Finally, Bernard went all the way back to the conversation he had with Dr. Ford at the beginning of the season where they had a discussion about Arnold for the first time and he learned about the “bicameral mind” — a plan the former co-creator behind the park had investigated as a potential way to “wake up” the hosts and bring them to true consciousness. In that moment, Bernard remembers looking at the photo on Dr. Ford’s desk that showed him standing next to Arnold.
Remember, the hosts are programmed to ignore certain things when it could affect their reality and this was one of those instances. The person standing next to Dr. Ford in the photo was Arnold — and Arnold looked exactly like Bernard.
It turns out after Arnold’s death, Dr. Ford missed his old partner so much that he recreated a host in his image, except this one would follow his every command, and that is when Bernard came to life. Ever since that time, Bernard has continued to help Dr. Ford write code and upgrade the hosts all while walking around with the same face as his former partner Arnold.
All of this is finally too much for Bernard to handle and he orders Clementine to shoot Dr. Ford except for one problem — she can’t pull the trigger.
That’s when Dr. Ford reveals that his control over anything and everything in this park runs much deeper than a few lines of code. He has back up systems inside back up systems to ensure that none of the hosts can ever turn against him.
When Bernard wonders why he went through this entire exercise to remember everything from his past if Dr. Ford was only going to erase him anyways because he was never truly out of control? It seems Dr. Ford has gone through this exact same conversation with Bernard several times in the past and at the end of the loop, he would ask to be wiped clean and put back into the life he previously led. This time, however, Bernard led an uprising and tried to have Dr. Ford killed by another host.

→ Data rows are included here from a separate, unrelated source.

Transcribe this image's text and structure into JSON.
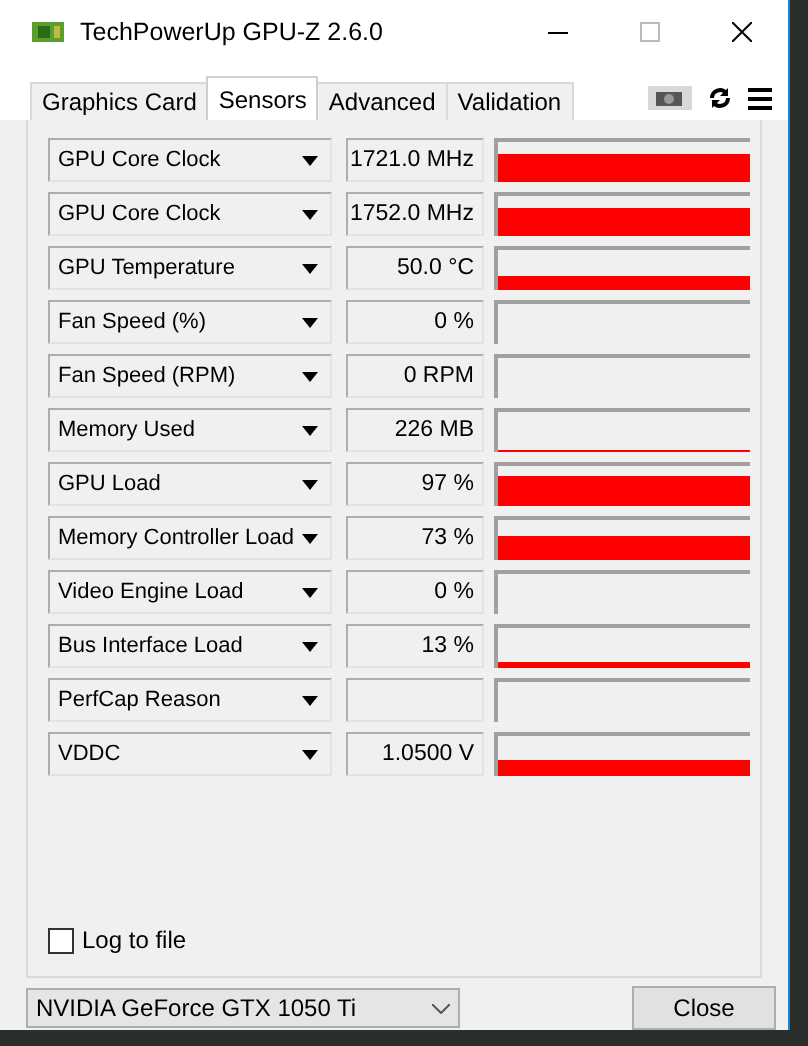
{
  "window": {
    "title": "TechPowerUp GPU-Z 2.6.0"
  },
  "tabs": [
    {
      "label": "Graphics Card",
      "selected": false
    },
    {
      "label": "Sensors",
      "selected": true
    },
    {
      "label": "Advanced",
      "selected": false
    },
    {
      "label": "Validation",
      "selected": false
    }
  ],
  "sensors": [
    {
      "name": "GPU Core Clock",
      "value": "1721.0 MHz"
    },
    {
      "name": "GPU Core Clock",
      "value": "1752.0 MHz"
    },
    {
      "name": "GPU Temperature",
      "value": "50.0 °C"
    },
    {
      "name": "Fan Speed (%)",
      "value": "0 %"
    },
    {
      "name": "Fan Speed (RPM)",
      "value": "0 RPM"
    },
    {
      "name": "Memory Used",
      "value": "226 MB"
    },
    {
      "name": "GPU Load",
      "value": "97 %"
    },
    {
      "name": "Memory Controller Load",
      "value": "73 %"
    },
    {
      "name": "Video Engine Load",
      "value": "0 %"
    },
    {
      "name": "Bus Interface Load",
      "value": "13 %"
    },
    {
      "name": "PerfCap Reason"
    },
    {
      "name": "VDDC",
      "value": "1.0500 V"
    }
  ],
  "log_to_file": {
    "label": "Log to file",
    "checked": false
  },
  "gpu_select": {
    "value": "NVIDIA GeForce GTX 1050 Ti"
  },
  "close_button": "Close"
}
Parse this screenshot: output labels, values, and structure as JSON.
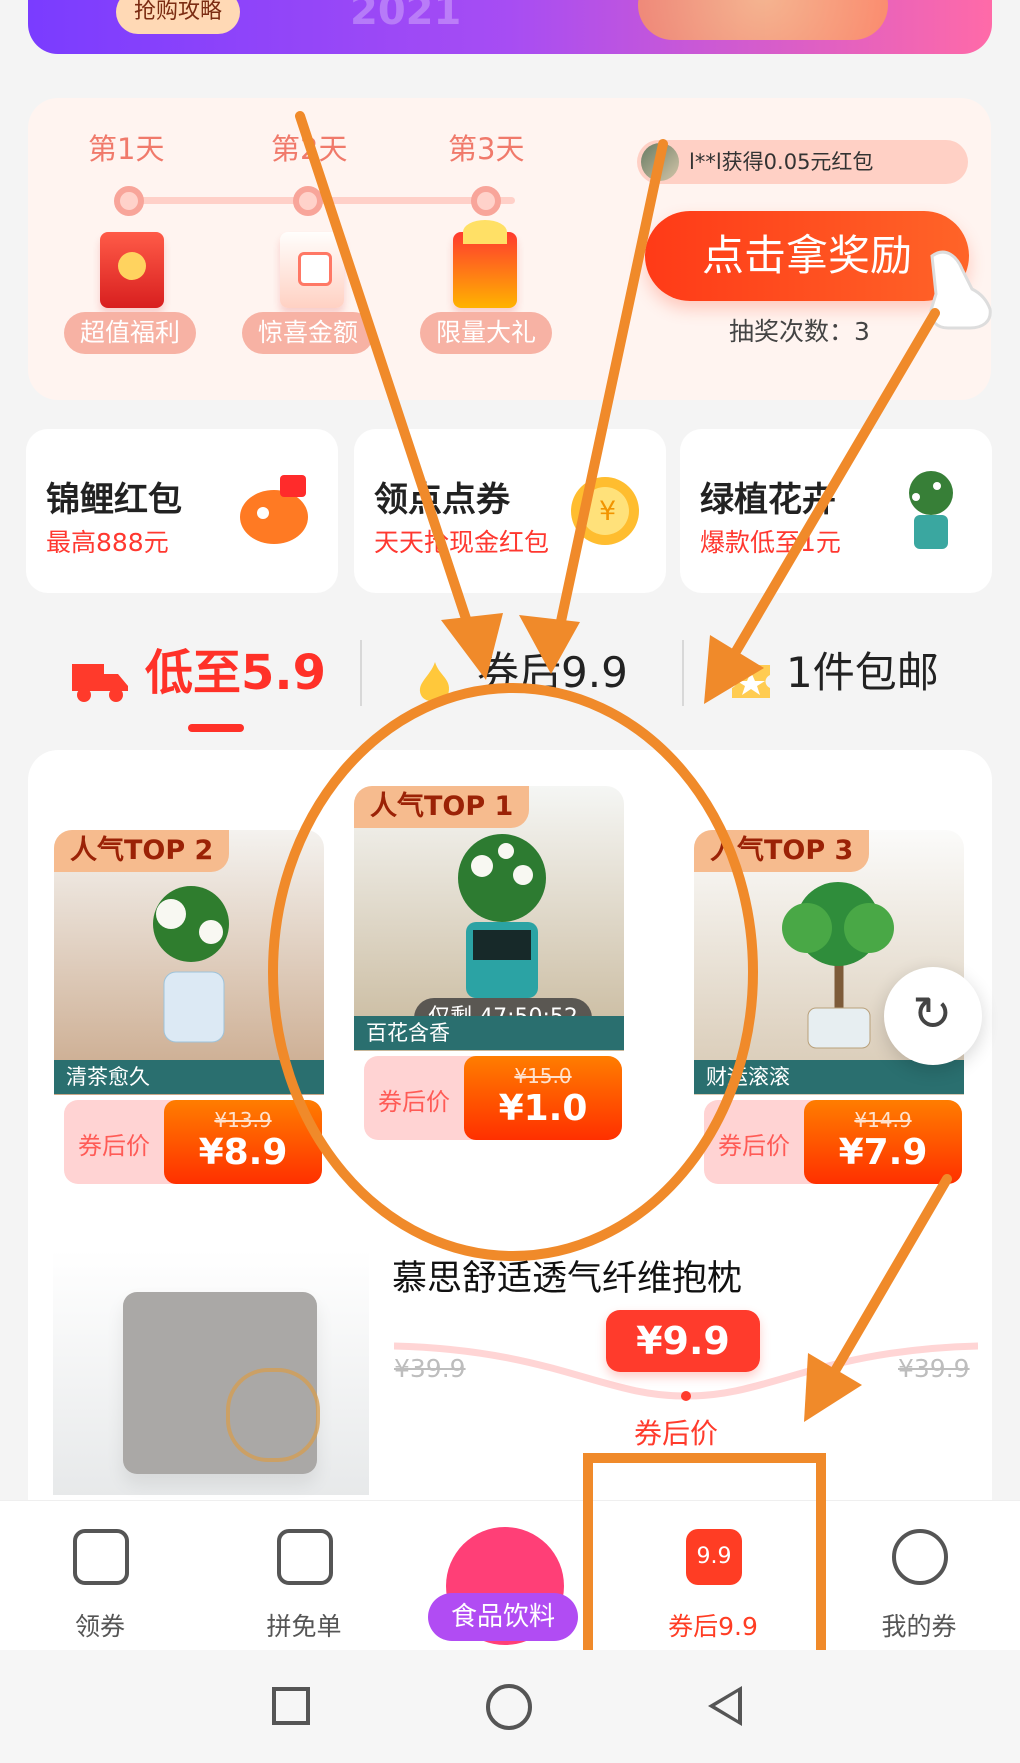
{
  "banner": {
    "button_label": "抢购攻略",
    "year": "2021"
  },
  "reward": {
    "days": [
      "第1天",
      "第2天",
      "第3天"
    ],
    "gift_labels": [
      "超值福利",
      "惊喜金额",
      "限量大礼"
    ],
    "notification": "l**l获得0.05元红包",
    "claim_label": "点击拿奖励",
    "lottery_text": "抽奖次数：3"
  },
  "mini_cards": [
    {
      "title": "锦鲤红包",
      "subtitle": "最高888元"
    },
    {
      "title": "领点点券",
      "subtitle": "天天抢现金红包"
    },
    {
      "title": "绿植花卉",
      "subtitle": "爆款低至1元"
    }
  ],
  "tabs": [
    "低至5.9",
    "券后9.9",
    "1件包邮"
  ],
  "products": [
    {
      "rank": "人气TOP 2",
      "caption": "清茶愈久",
      "price_label": "券后价",
      "old_price": "¥13.9",
      "new_price": "¥8.9"
    },
    {
      "rank": "人气TOP 1",
      "caption": "百花含香",
      "price_label": "券后价",
      "old_price": "¥15.0",
      "new_price": "¥1.0",
      "timer": "仅剩 47:50:52"
    },
    {
      "rank": "人气TOP 3",
      "caption": "财运滚滚",
      "price_label": "券后价",
      "old_price": "¥14.9",
      "new_price": "¥7.9"
    }
  ],
  "pillow": {
    "title": "慕思舒适透气纤维抱枕",
    "old_price_left": "¥39.9",
    "old_price_right": "¥39.9",
    "new_price": "¥9.9",
    "price_label": "券后价"
  },
  "bottom_nav": [
    {
      "label": "领券"
    },
    {
      "label": "拼免单"
    },
    {
      "label": "食品饮料"
    },
    {
      "label": "券后9.9",
      "icon_text": "9.9"
    },
    {
      "label": "我的券"
    }
  ],
  "colors": {
    "accent": "#ff3128",
    "annotation": "#f08a2a"
  }
}
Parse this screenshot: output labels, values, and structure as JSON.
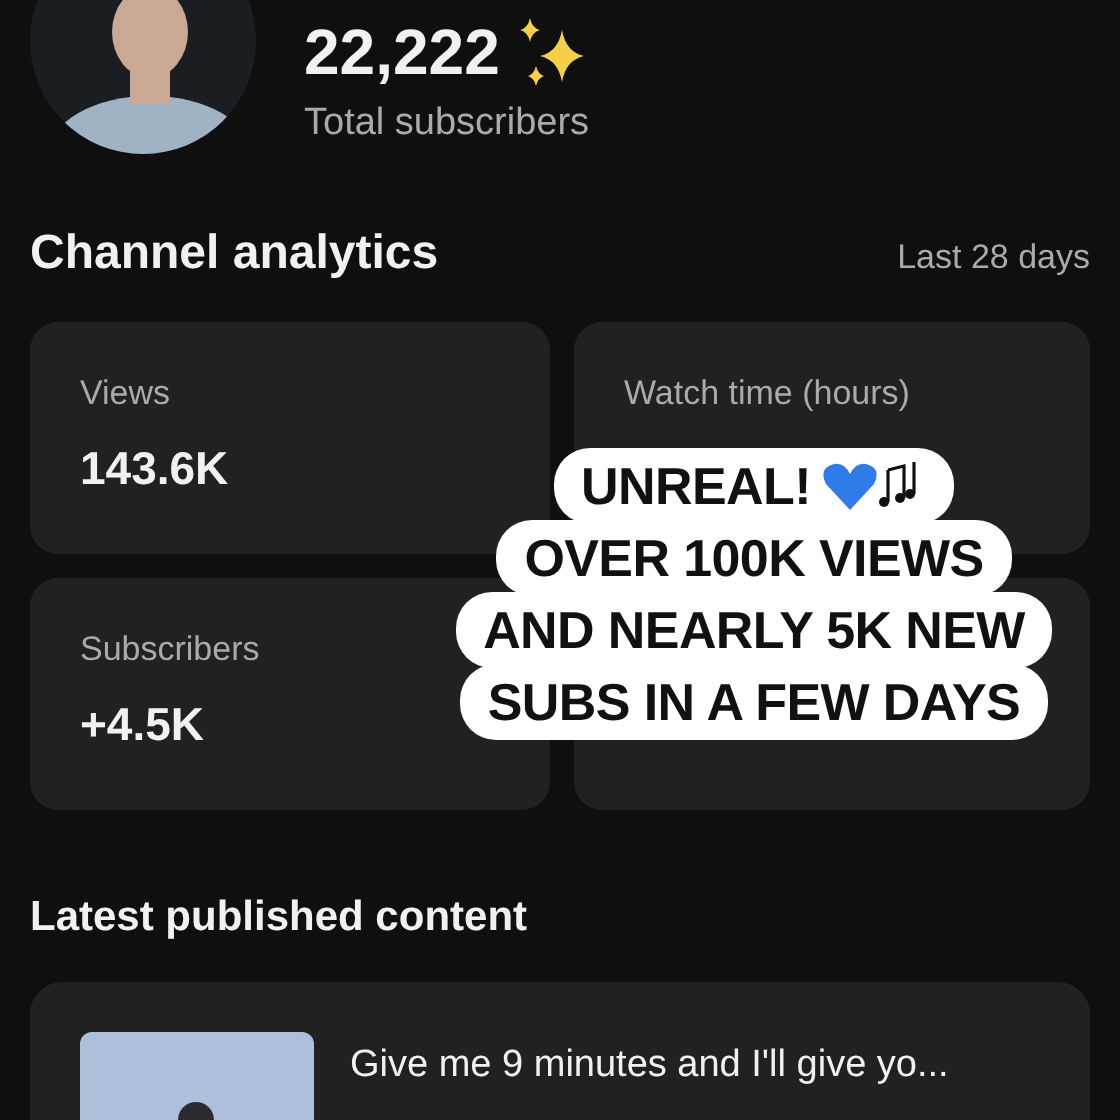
{
  "profile": {
    "subscriber_count": "22,222",
    "subscriber_label": "Total subscribers"
  },
  "analytics": {
    "title": "Channel analytics",
    "period": "Last 28 days",
    "cards": [
      {
        "kind": "metric",
        "label": "Views",
        "value": "143.6K"
      },
      {
        "kind": "metric",
        "label": "Watch time (hours)"
      },
      {
        "kind": "metric",
        "label": "Subscribers",
        "value": "+4.5K"
      },
      {
        "kind": "metric"
      }
    ]
  },
  "caption": {
    "lines": [
      "UNREAL!",
      "OVER 100K VIEWS",
      "AND NEARLY 5K NEW",
      "SUBS IN A FEW DAYS"
    ]
  },
  "latest": {
    "title": "Latest published content",
    "items": [
      {
        "title": "Give me 9 minutes and I'll give yo..."
      }
    ]
  }
}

That’s enough for Dr. Ford to realize that his time with Bernard has come to an end. As he leaves the room, he orders Bernard to shoot himself in the head so this 30 year long experiment will be finished because he can no longer trust his “friend” and former partner. As Dr. Ford exits, Bernard follows orders and pulls the trigger before falling to the floor.
Despite Bernard’s death, something tells me we haven’t seen the last of him in this series.
Stand Down
Elsewhere in the park, Stubbs — the head of park security — is alerted to a beacon inside the park belonging to one of the programmers who is supposed to be on vacation. It’s a tag belonging to Elsie Hughes — the missing programmer we believed was killed by Bernard several weeks ago.
When Stubbs goes to investigate, he can’t seem to get a strong signal in that part of the park — it’s a distance piece of land where no guests have traveled in many, many years.
Out of nowhere, Stubbs is confronted by members of the Ghost Nation tribe and they aren’t responding to verbal commands. In the end, Stubbs is tackled by one of the soldiers and we don’t yet know his fate.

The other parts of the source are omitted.